Nigeria’s recent upgrade by S&P Global Ratings to a “positive” outlook has strengthened confidence in the Central Bank of Nigeria’s (CBN) ongoing currency reforms and economic policies. Analysts say the reforms are improving investor sentiment and supporting the country’s broader growth agenda.
Over the weekend, S&P Global Ratings upgraded Nigeria’s outlook from “stable” to “positive” while affirming the country’s long-term rating at “B‑/B”. The agency highlighted the effectiveness of Nigeria’s monetary, economic, and fiscal measures in stabilising the naira and attracting foreign capital. S&P said the reforms were expected to yield positive benefits in the medium term and encourage sustainable economic expansion.
The CBN’s reforms, introduced under Governor Olayemi Cardoso in October 2023, aim to unify the country’s multiple exchange rates and remove restrictions on foreign-exchange trading. Analysts credit the policies with stabilising the naira, boosting foreign investment, and reducing the need for frequent interventions in the FX market. Clearing over $7 billion in FX obligations and unifying exchange rates has improved Nigeria’s investment climate, with the World Bank calling the steps “bold and necessary” for long-term economic sustainability. The country’s sovereign risk spread has fallen to its lowest level since January 2020, removing pandemic-era risk premiums.
President of the Association of Bureaux De Change Operators of Nigeria, Dr Aminu Gwadabe, welcomed the S&P upgrade, saying the reforms have helped stabilise the exchange rate and support economic growth. Other analysts described the rating as a major boost to investor confidence and economic stability, noting that improved creditworthiness could open opportunities across sectors.
Moody’s Investors Service also upgraded Nigeria’s rating in May, raising it from “Caa1” to “B3” with a stable outlook, citing stronger external reserves and fiscal metrics.
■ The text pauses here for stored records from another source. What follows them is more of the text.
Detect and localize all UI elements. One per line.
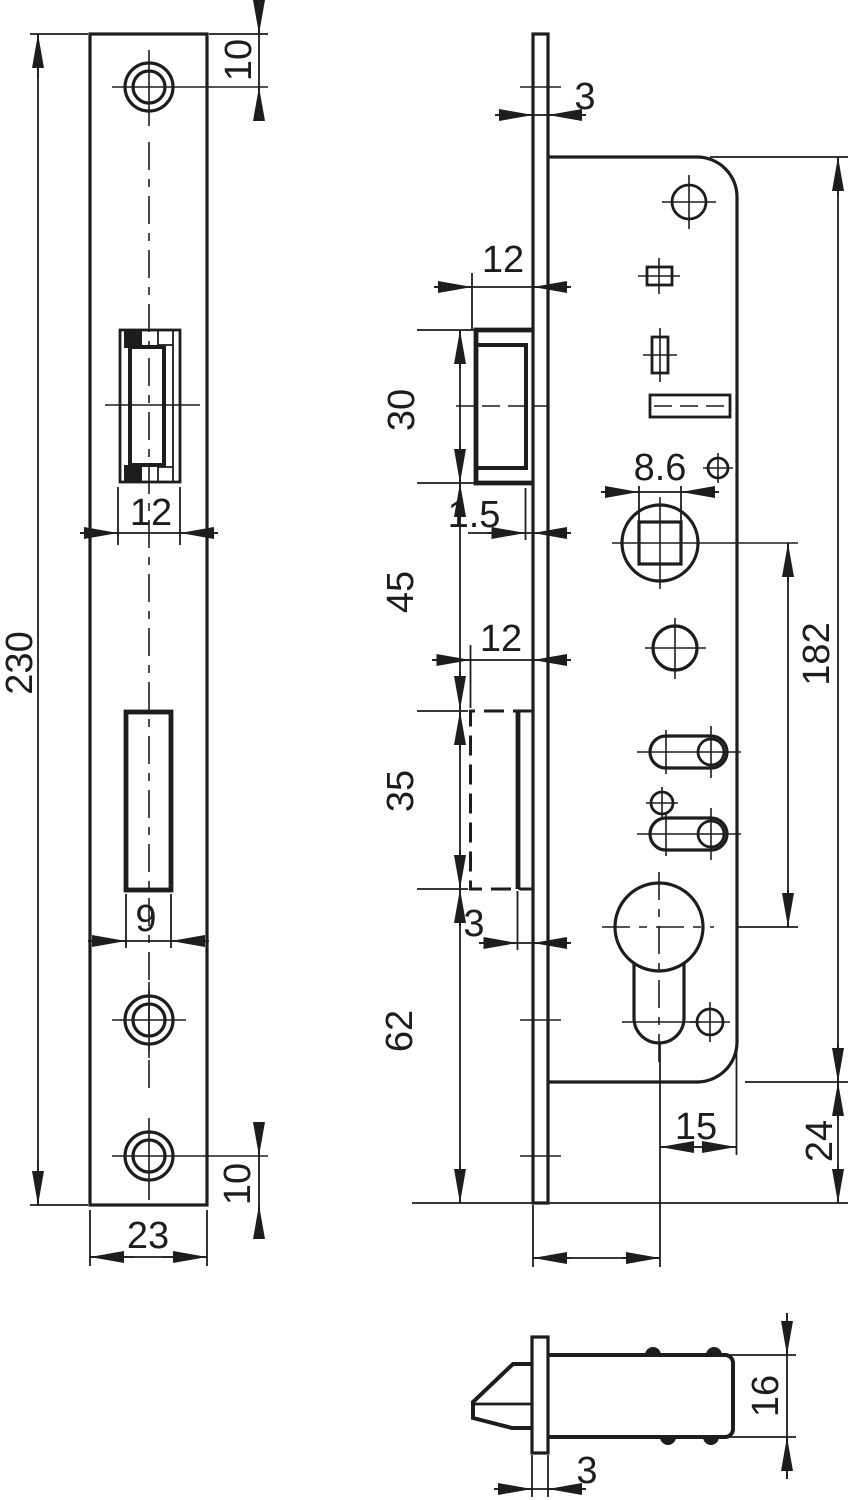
dim-label-bottom-hole-offset: 10 — [217, 1163, 259, 1205]
dim-label-deadbolt-height: 35 — [380, 770, 422, 812]
dim-label-case-height: 182 — [796, 622, 838, 685]
dim-label-case-to-plate-end: 24 — [799, 1120, 841, 1162]
pin-hole-lower-crosshair — [646, 787, 678, 819]
dimensions-faceplate: 230 10 12 9 10 23 — [0, 2, 268, 1266]
dim-label-top-hole-offset: 10 — [218, 39, 260, 81]
dim-label-faceplate-width: 23 — [127, 1215, 169, 1257]
dim-label-latch-height: 30 — [381, 389, 423, 431]
dim-label-latch-to-deadbolt: 45 — [380, 571, 422, 613]
latch-tab-top — [124, 331, 142, 348]
dim-label-deadbolt-protrusion: 3 — [463, 903, 484, 945]
dimensions-side: 3 12 30 1.5 45 12 35 3 62 8.6 182 24 15 — [379, 76, 848, 1267]
dim-label-latch-cutout-width: 12 — [130, 492, 172, 534]
latch-head-wedge — [473, 1364, 532, 1428]
dim-label-deadbolt-cutout-width: 9 — [135, 898, 156, 940]
dim-label-faceplate-height: 230 — [0, 631, 41, 694]
latch-bolt-face — [130, 347, 164, 465]
dim-label-latch-lip: 1.5 — [448, 494, 501, 536]
dim-label-faceplate-thickness: 3 — [574, 76, 595, 118]
dim-label-plate-thickness-detail: 3 — [576, 1450, 597, 1492]
drawing-page: 230 10 12 9 10 23 — [0, 0, 850, 1500]
faceplate-edge — [533, 34, 548, 1203]
deadbolt-side — [471, 711, 534, 889]
latch-tab-bottom — [124, 465, 142, 482]
latch-detail-view: 16 3 — [473, 1313, 796, 1497]
case-rivet-bumps — [645, 1347, 722, 1445]
latch-case-outline — [548, 1355, 733, 1437]
faceplate-edge-detail — [532, 1337, 548, 1453]
deadbolt-thrown-dashed — [471, 711, 534, 889]
dim-label-follower-square: 8.6 — [634, 447, 687, 489]
pin-hole-upper-crosshair — [703, 453, 733, 483]
lock-side-view: 3 12 30 1.5 45 12 35 3 62 8.6 182 24 15 — [379, 34, 848, 1267]
dimension-and-extension-lines — [412, 115, 848, 1267]
faceplate-edge-ticks — [520, 87, 561, 1156]
euro-cylinder-hole — [602, 872, 730, 1064]
oval-slot-crosshair — [637, 808, 741, 860]
dim-label-latch-protrusion: 12 — [482, 239, 524, 281]
small-slot-crosshair — [643, 328, 677, 382]
oval-slot-lower — [637, 808, 741, 860]
dim-label-cylinder-to-edge: 15 — [675, 1106, 717, 1148]
oval-slot-crosshair — [637, 726, 741, 778]
cylinder-centerlines — [602, 872, 714, 1064]
cylinder-fixing-hole-crosshair — [690, 1002, 730, 1042]
faceplate-front-view: 230 10 12 9 10 23 — [0, 2, 268, 1266]
lock-technical-drawing: 230 10 12 9 10 23 — [0, 0, 850, 1500]
dimensions-detail: 16 3 — [494, 1313, 796, 1497]
case-hole-top-crosshair — [662, 175, 716, 229]
handle-screw-hole-crosshair — [638, 258, 680, 294]
dim-label-latch-case-depth: 16 — [745, 1375, 787, 1417]
oval-slot-upper — [637, 726, 741, 778]
crosshair-lines — [105, 50, 268, 1200]
dim-label-deadbolt-to-bottom: 62 — [379, 1010, 421, 1052]
lock-case-outline — [548, 157, 737, 1082]
dim-label-deadbolt-throw: 12 — [480, 618, 522, 660]
latch-cutout — [120, 330, 180, 482]
case-hole-middle-crosshair — [645, 618, 706, 679]
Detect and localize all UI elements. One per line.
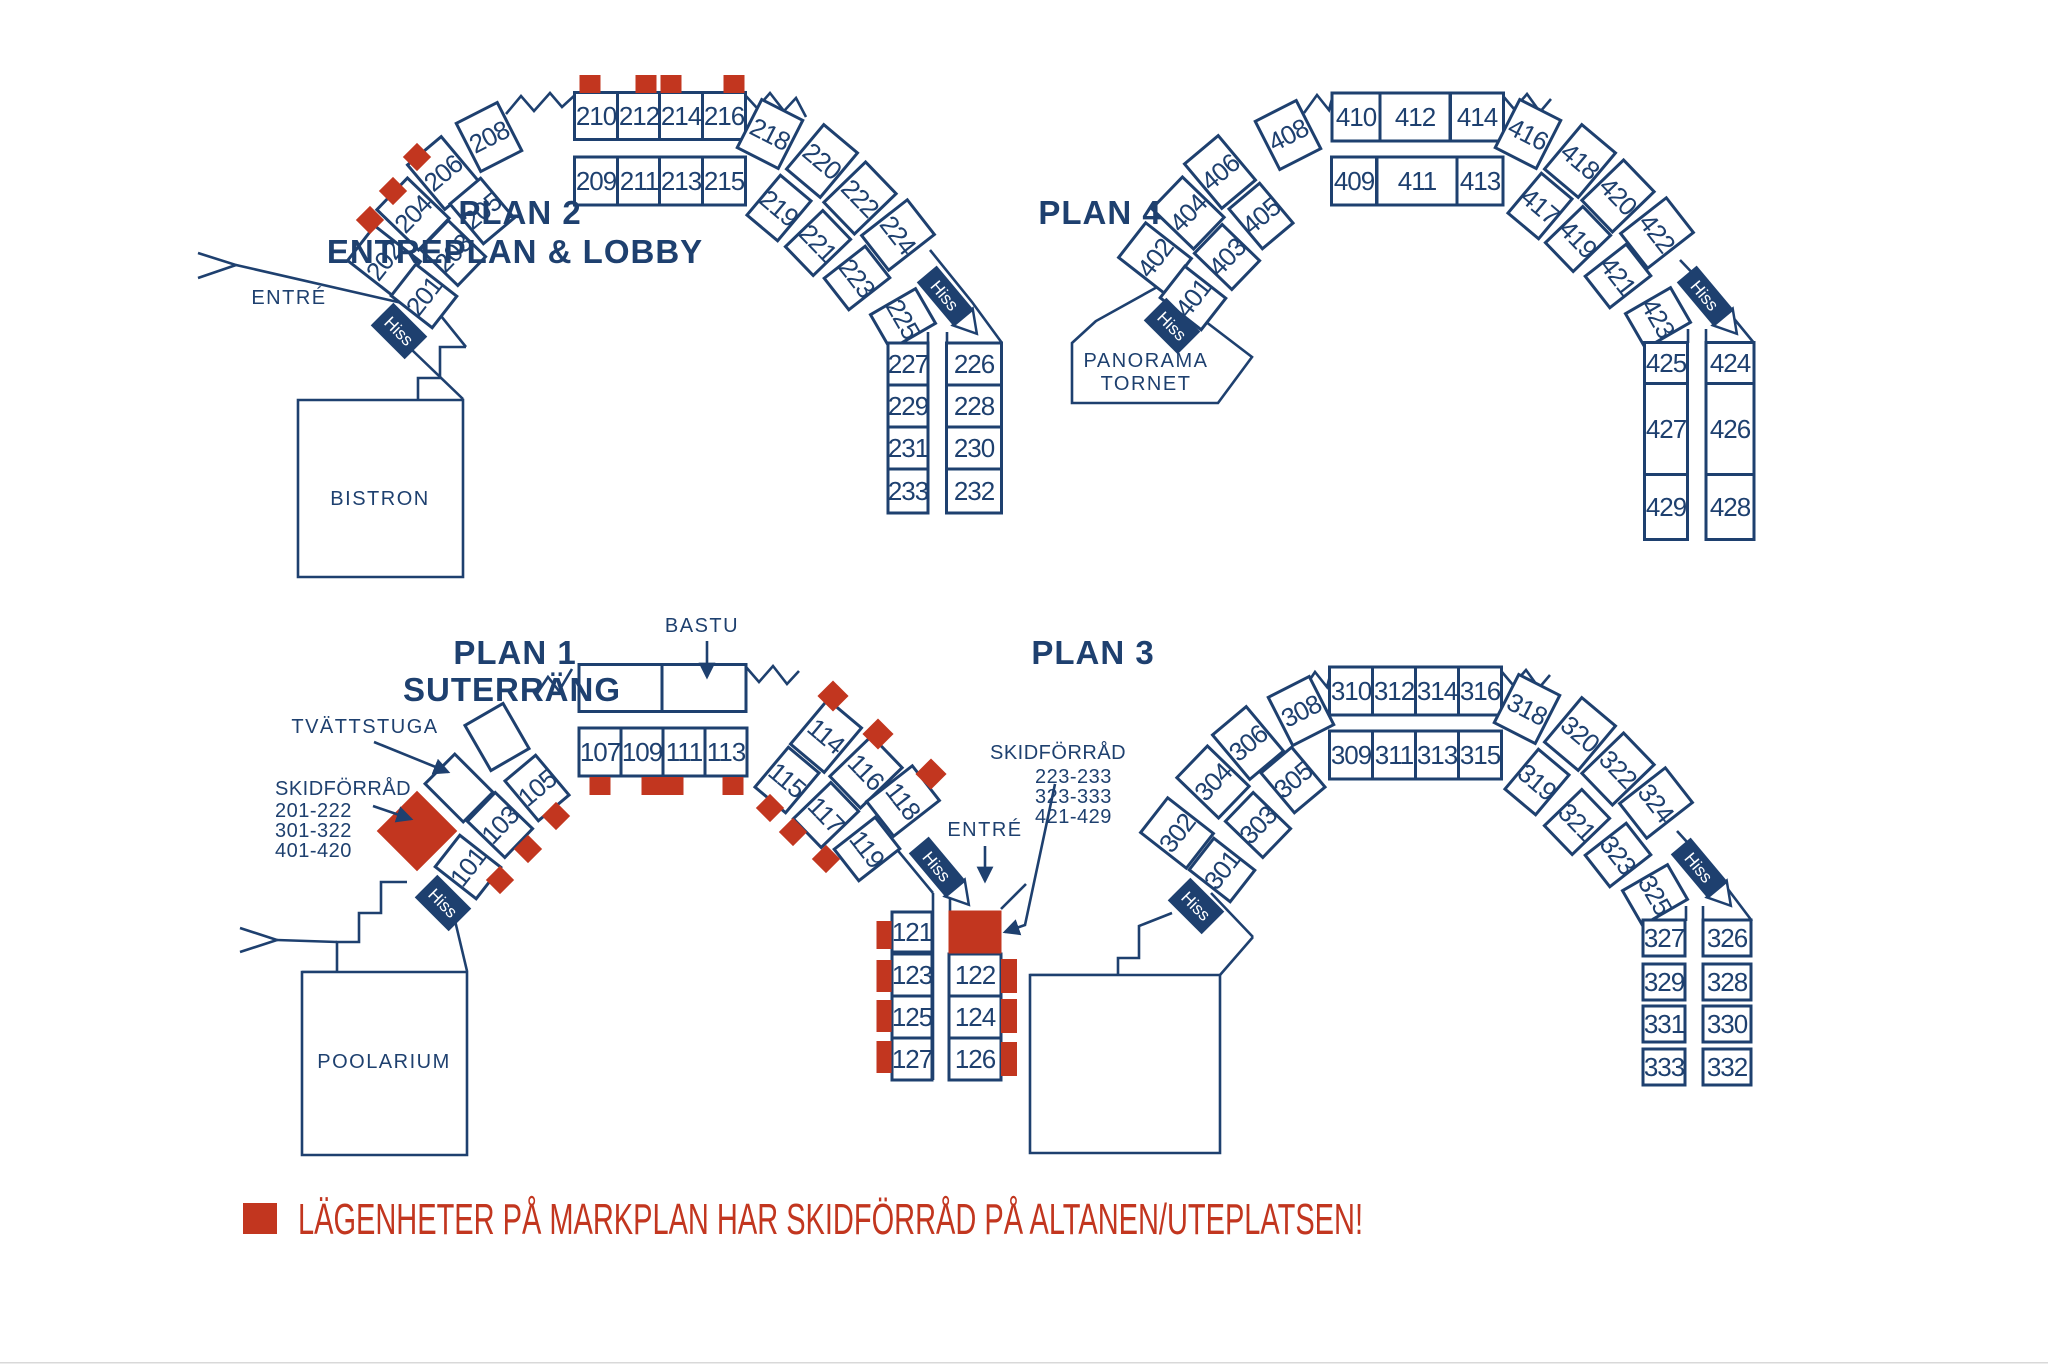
plan2-title: PLAN 2 [458,194,581,231]
room-number: 310 [1331,676,1372,706]
room-227: 227 [888,343,929,385]
plan1-red-terrace-mark [877,1000,892,1032]
room-number: 212 [619,101,660,131]
room-number: 312 [1374,676,1415,706]
plan3-outline [1030,913,1172,975]
room-412: 412 [1380,93,1450,141]
room-424: 424 [1706,343,1754,384]
room-number: 326 [1707,923,1748,953]
room-329: 329 [1643,964,1685,1000]
plan1-utility-room [465,703,529,770]
room-number: 316 [1460,676,1501,706]
room-number: 315 [1460,740,1501,770]
room-number: 216 [704,101,745,131]
room-number: 124 [955,1002,996,1032]
room-number: 127 [892,1044,933,1074]
page-bottom-edge [0,1362,2048,1364]
room-216: 216 [703,93,746,140]
room-number: 426 [1710,414,1751,444]
room-number: 429 [1646,492,1687,522]
room-410: 410 [1332,93,1380,141]
room-number: 126 [955,1044,996,1074]
room-number: 113 [707,737,746,767]
legend-red-square [243,1203,277,1234]
room-212: 212 [618,93,661,140]
room-number: 412 [1395,102,1436,132]
plan3-outline [1686,906,1703,921]
plan1-outline [746,666,799,684]
plan1-red-terrace-mark [1001,959,1017,993]
room-121: 121 [892,912,933,952]
room-number: 428 [1710,492,1751,522]
plan1-red-terrace-mark [877,960,892,992]
room-107: 107 [579,728,621,776]
room-332: 332 [1703,1049,1751,1085]
room-218: 218 [737,100,803,169]
room-414: 414 [1451,93,1504,141]
plan2-red-terrace-mark [661,75,682,93]
plan3-title: PLAN 3 [1031,634,1154,671]
room-number: 411 [1398,166,1437,196]
room-122: 122 [949,954,1001,996]
room-109: 109 [621,728,663,776]
room-number: 314 [1417,676,1458,706]
room-326: 326 [1703,920,1751,956]
room-number: 228 [954,391,995,421]
room-228: 228 [947,385,1002,427]
plan1-subtitle: SUTERRÄNG [403,671,621,708]
plan2-red-terrace-mark [724,75,745,93]
plan1-outline [1001,884,1026,909]
plan4-outline [1688,329,1706,343]
plan2-outline [418,347,466,400]
room-313: 313 [1416,731,1459,779]
room-number: 427 [1646,414,1687,444]
room-number: 111 [666,737,703,767]
room-319: 319 [1505,749,1570,815]
sauna-label: BASTU [665,615,739,637]
panorama-tower-label-line1: PANORAMA [1084,350,1209,372]
plan1-pointer-arrow [374,742,448,772]
room-124: 124 [949,996,1001,1038]
ski-storage-right-range: 323-333 [1035,786,1112,808]
room-126: 126 [949,1038,1001,1080]
ski-storage-left-range: 401-420 [275,840,352,862]
laundry-label: TVÄTTSTUGA [291,716,438,738]
plan1-title: PLAN 1 [453,634,576,671]
plan1-red-terrace-mark [723,777,744,795]
room-408: 408 [1255,101,1321,170]
ski-storage-right-range: 223-233 [1035,766,1112,788]
room-number: 332 [1707,1052,1748,1082]
room-number: 231 [888,433,929,463]
plan1-outline [302,882,407,972]
room-number: 309 [1331,740,1372,770]
plan2-red-terrace-mark [636,75,657,93]
plan2-outline [412,350,463,399]
plan1-red-terrace-mark [877,921,892,949]
room-214: 214 [660,93,703,140]
plan1-red-terrace-mark [642,777,663,795]
room-number: 232 [954,476,995,506]
legend-text: LÄGENHETER PÅ MARKPLAN HAR SKIDFÖRRÅD PÅ… [298,1195,1363,1244]
panorama-tower-label-line2: TORNET [1101,373,1192,395]
room-308: 308 [1268,677,1334,746]
plan2-outline [928,332,947,344]
ski-storage-right-title: SKIDFÖRRÅD [990,741,1126,764]
room-125: 125 [892,996,933,1038]
room-number: 107 [580,737,621,767]
room-number: 122 [955,960,996,990]
room-number: 215 [704,166,745,196]
pool-label: POOLARIUM [317,1051,451,1073]
room-number: 121 [892,917,933,947]
room-number: 123 [892,960,933,990]
room-number: 209 [576,166,617,196]
plan2-outline [506,93,575,114]
room-318: 318 [1494,675,1560,744]
room-309: 309 [1330,731,1373,779]
floorplan-canvas: 2022042062082102122142162182202222242012… [0,0,2048,1365]
room-number: 214 [661,101,702,131]
room-232: 232 [947,469,1002,513]
room-211: 211 [618,157,661,205]
room-429: 429 [1645,475,1688,540]
room-123: 123 [892,954,933,996]
plan2-outline [198,253,236,278]
room-number: 229 [888,391,929,421]
plan1-outline [277,940,337,942]
room-327: 327 [1643,920,1685,956]
room-number: 233 [888,476,929,506]
plan1-red-terrace-mark [590,777,611,795]
room-number: 227 [888,349,929,379]
ski-storage-left-title: SKIDFÖRRÅD [275,777,411,800]
room-328: 328 [1703,964,1751,1000]
room-229: 229 [888,385,929,427]
room-number: 311 [1375,740,1414,770]
plan2-red-terrace-mark [580,75,601,93]
plan1-ski-storage-box [949,911,1001,953]
room-number: 413 [1460,166,1501,196]
room-333: 333 [1643,1049,1685,1085]
plan1-red-terrace-mark [663,777,684,795]
plan2-entrance-label: ENTRÉ [251,286,326,309]
room-127: 127 [892,1038,933,1080]
room-number: 210 [576,101,617,131]
room-409: 409 [1332,157,1377,205]
room-325: 325 [1622,865,1687,926]
room-number: 109 [622,737,663,767]
room-316: 316 [1459,667,1502,715]
room-311: 311 [1373,731,1416,779]
plan3-group: 3023043063083103123143163183203223243013… [1030,667,1752,1153]
room-413: 413 [1457,157,1503,205]
room-314: 314 [1416,667,1459,715]
room-number: 230 [954,433,995,463]
room-428: 428 [1706,475,1754,540]
room-208: 208 [456,103,522,172]
room-426: 426 [1706,384,1754,475]
room-427: 427 [1645,384,1688,475]
room-331: 331 [1643,1006,1685,1042]
room-number: 328 [1707,967,1748,997]
plan1-entrance-label: ENTRÉ [947,818,1022,841]
room-number: 425 [1646,348,1687,378]
room-number: 409 [1334,166,1375,196]
floorplan-page: 2022042062082102122142162182202222242012… [0,0,2048,1365]
room-number: 329 [1644,967,1685,997]
room-310: 310 [1330,667,1373,715]
room-425: 425 [1645,343,1688,384]
room-315: 315 [1459,731,1502,779]
room-number: 226 [954,349,995,379]
plan1-outline [933,889,950,1080]
room-number: 330 [1707,1009,1748,1039]
plan1-outline [240,928,277,952]
plan1-red-terrace-mark [1001,999,1017,1033]
room-number: 313 [1417,740,1458,770]
room-231: 231 [888,427,929,469]
room-215: 215 [703,157,746,205]
plan3-outline [1030,975,1220,1153]
room-416: 416 [1495,100,1561,169]
room-226: 226 [947,343,1002,385]
room-210: 210 [575,93,618,140]
plan4-group: 4024044064084104124144164184204224014034… [1072,93,1754,540]
room-233: 233 [888,469,929,513]
bistro-label: BISTRON [330,488,429,510]
ski-storage-left-range: 201-222 [275,800,352,822]
room-230: 230 [947,427,1002,469]
room-number: 414 [1457,102,1498,132]
plan1-utility-room [662,665,746,712]
room-number: 333 [1644,1052,1685,1082]
room-number: 213 [661,166,702,196]
room-423: 423 [1625,288,1690,349]
plan1-red-terrace-mark [1001,1042,1017,1076]
room-number: 410 [1336,102,1377,132]
room-111: 111 [663,728,705,776]
room-213: 213 [660,157,703,205]
room-411: 411 [1377,157,1457,205]
room-number: 331 [1644,1009,1685,1039]
ski-storage-right-range: 421-429 [1035,806,1112,828]
room-number: 424 [1710,348,1751,378]
room-number: 211 [620,166,659,196]
ski-storage-left-range: 301-322 [275,820,352,842]
plan2-subtitle: ENTRÉPLAN & LOBBY [327,233,703,270]
plan4-outline [1304,95,1333,113]
room-312: 312 [1373,667,1416,715]
plan4-title: PLAN 4 [1038,194,1161,231]
plan1-red-terrace-mark [877,1041,892,1073]
room-number: 125 [892,1002,933,1032]
room-225: 225 [870,289,935,350]
room-330: 330 [1703,1006,1751,1042]
plan2-group: 2022042062082102122142162182202222242012… [198,75,1002,577]
room-113: 113 [705,728,747,776]
room-number: 327 [1644,923,1685,953]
Fitch Ratings maintained a “B” rating with a stable outlook earlier this year, acknowledging the positive impact of the CBN’s FX reforms. Both agencies emphasised that exchange-rate unification and the removal of distortions in the FX market are central to Nigeria’s macroeconomic stability.
President Bola Tinubu welcomed the Moody’s upgrade, describing it as a “vote of confidence” in the government’s reform agenda. He noted that the development signals to global investors that Nigeria is committed to responsible economic management, transparency, and inclusive growth. Tinubu said the upgrade demonstrates that Nigeria is on the path to restoring credibility and attracting investment.
Experts like Dr Wahab Balogun, Managing Director of Ambosit Capital Managers, said the higher credit ratings give Nigeria a stronger position in international capital markets. This could lower borrowing costs, free fiscal space, and support long-term development. He noted that while the positive outlook shows early success, sustained reform implementation is key to lasting benefits.
The CBN has also launched the Nigeria Foreign Exchange Code (FX Code) to improve transparency, fairness, and governance in the FX market. Governor Cardoso said the FX Code is based on six principles—ethics, governance, execution, information sharing, risk management, and settlement compliance. The code aligns with international best practices and includes penalties for violations, aiming to end opaque FX practices.
In addition, the CBN introduced the Electronic Foreign Exchange Matching System, a platform that provides real-time data on rates, trading volumes, and market activity. Analysts say this system reduces speculation, stabilises the market, and increases liquidity. Net official FX inflows rose by 89 per cent in Q4 2024 compared with 8 per cent in Q4 2023, reflecting growing investor confidence.
Fitch noted that continued formalisation of FX activities and tighter monetary policies have stabilised the market after the 40 per cent depreciation in 2024. Analysts say these measures will help attract domestic and foreign capital, support infrastructure development, and drive diversification in the Nigerian economy.
While challenges such as global oil price volatility remain, stakeholders agree that coordinated reforms have positioned Nigeria for sustained growth and improved resilience. Experts emphasise that continued discipline, policy coherence, and transparency will be essential for maintaining investor trust and building a stronger economic future.